If Krishnamurti showed good sense in breaking loose from the grotesquely inflated role for which he was being briefed by his Theosophist sponsors-for a young man of spirit, life under their ceaseless battery of adulation must have been terribly boring—one may yet wonder whether, after that, he might not have done better to retire quietly into the fold of his ancestral Hinduism where his remarkable gifts could then have ripened in the normal way, and who can say how far this course might subsequently have taken him? This is only speculation, of course, since in fact the world-stage has continued to be his field of activity: which leaves one with the thought that Annie Besant and C. W. Leadbeater may, after all, have carried out their briefing more thoroughly than they knew of, even if things did not work out exactly according to plan from their own point of view.

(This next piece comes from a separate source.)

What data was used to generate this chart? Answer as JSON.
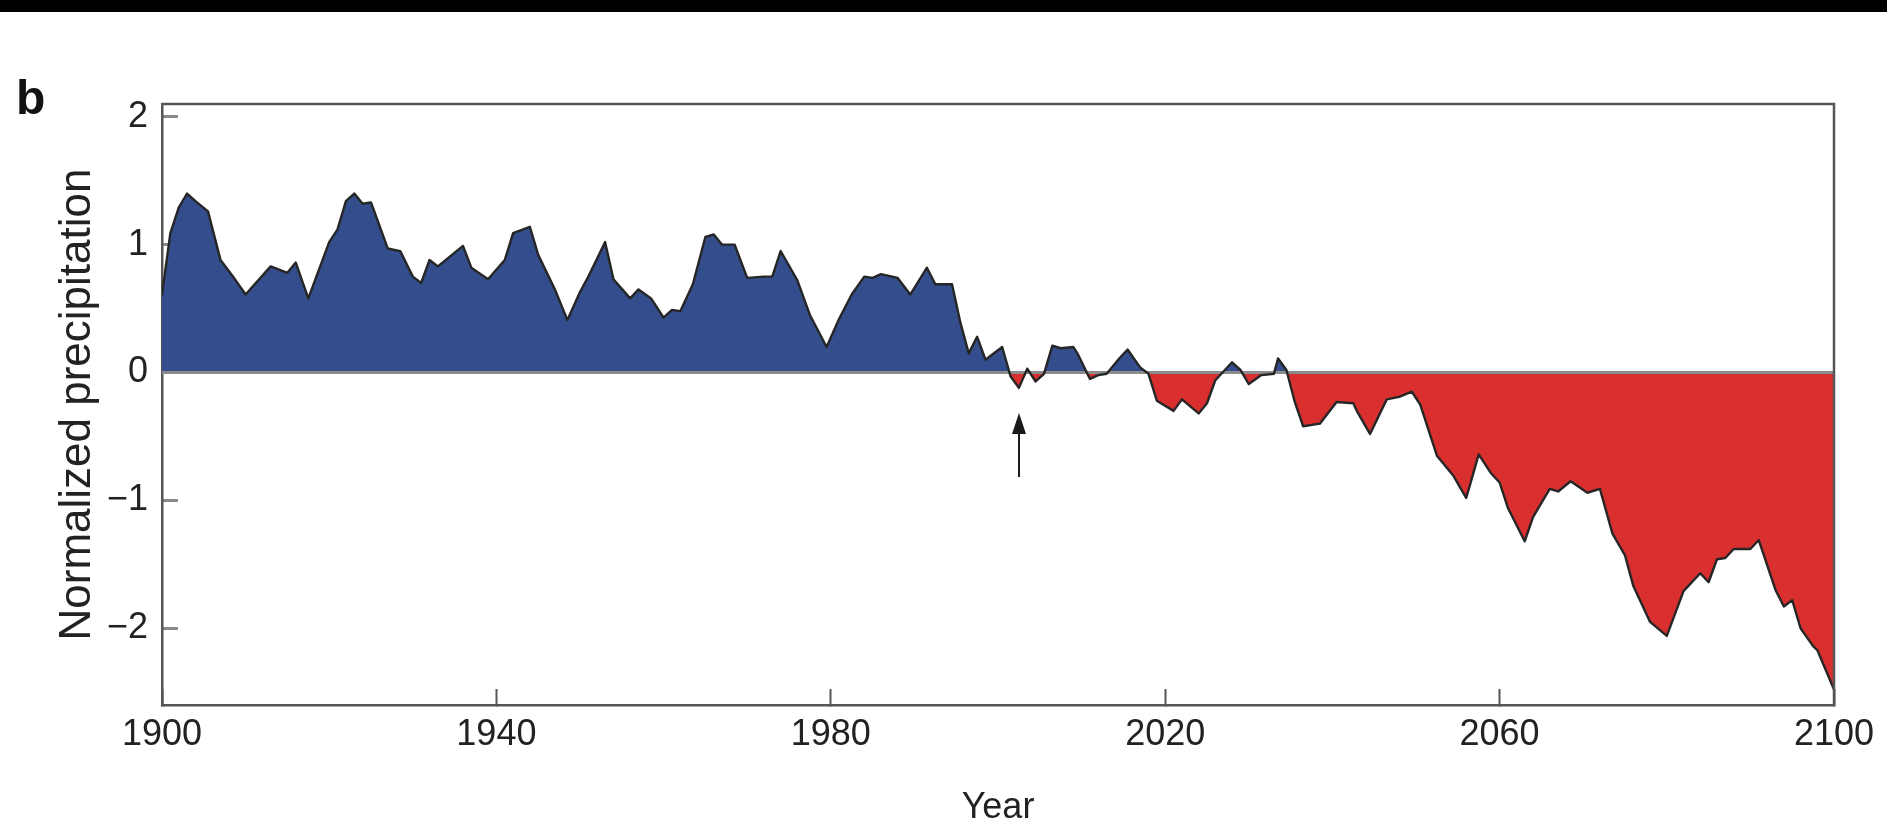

In the latter part of his survey the author touches on certain possibilities of spiritual development that could evidently only become accessible to the few, namely the attempted introduction of the esoteric teachings and methods of the Vajrayana into the West by the agency of Lamas belonging to the Tibetan diaspora. Experiments on these lines have been going on in several places, the results of which it is, however, too early to assess definitively; one must in any case beware of rushing into optimistic forecasts concerning these attempts which, by the nature of things, are beset with difficulties, though neither is there any need to assume a priori that this is an impossible task even if in some cases serious hitches are already known to have occurred after an apparently hopeful start.

It is while speaking about the Tibetans that the author incidentally displays an insight not easy to match even among those who, prior to the disaster, were privileged to view the old Tibet at close quarters, loving what they found there. In a particularly moving passage the author refers to the providential part devolving on an intact Tibet in relation to that modern world of whose scale of values it stood as a living refutation he puts the position most aptly when he writes that "a land like Tibet perhaps stands to the whole world like such a teacher stands to ordinary men;" he has just been speaking of the function of the guru in transmitting an esoteric teaching, hence the above comparison. One can truly say that this remote land behind the snowy rampart of the Himalaya had become like the chosen sanctuary for all those things whereof the historical discarding had caused our present profane civilization, the first of its kind on record, to come into being. By the mere fact of existing in the face of that civilization Tibet acted as a focus of compassion for the unheeding majority beyond its borders. On such a showing, the violation of this sanctuary and the dissipation of the sacred influences hitherto concentrated there becomes an event of properly cosmic significance, of which the ulterior consequences for a world that tacitly condoned the outrage or, in many cases, openly countenanced it on the plea that it brought "progress" to a reluctant people have yet to ripen fully. Indrawing attention to this far-reaching aspect of the Tibetan catastrophe Professor Needleman has spoken in a manner that has a prophetic ring about it; I can only corroborate, on the strength of my own memories of the sacred land, what his own intuition has enabled him to grasp so clearly.

From Tibet it is but a short step to the Red Indians of America, to whom the author had dedicated some of his most moving pages. He is speaking of a particular kind of spiritual power, the one that enables a man to take the open book of Nature for his Scripture and there read the multiform message of the Great Spirit. The exemplar and representative of this power or skill, in the eyes of the searching young, is par excellence the Red man who has remained true to his tradition: in Professor Needleman's own words "is it any wonder, then, that the younger generation has fallen in love with the American Indian?" This part of the book is so charged with vitally important ideas that it seems almost like an impertinence to try and paraphrase it further; it would be worth buying the book for the sake of pages 203-209 alone.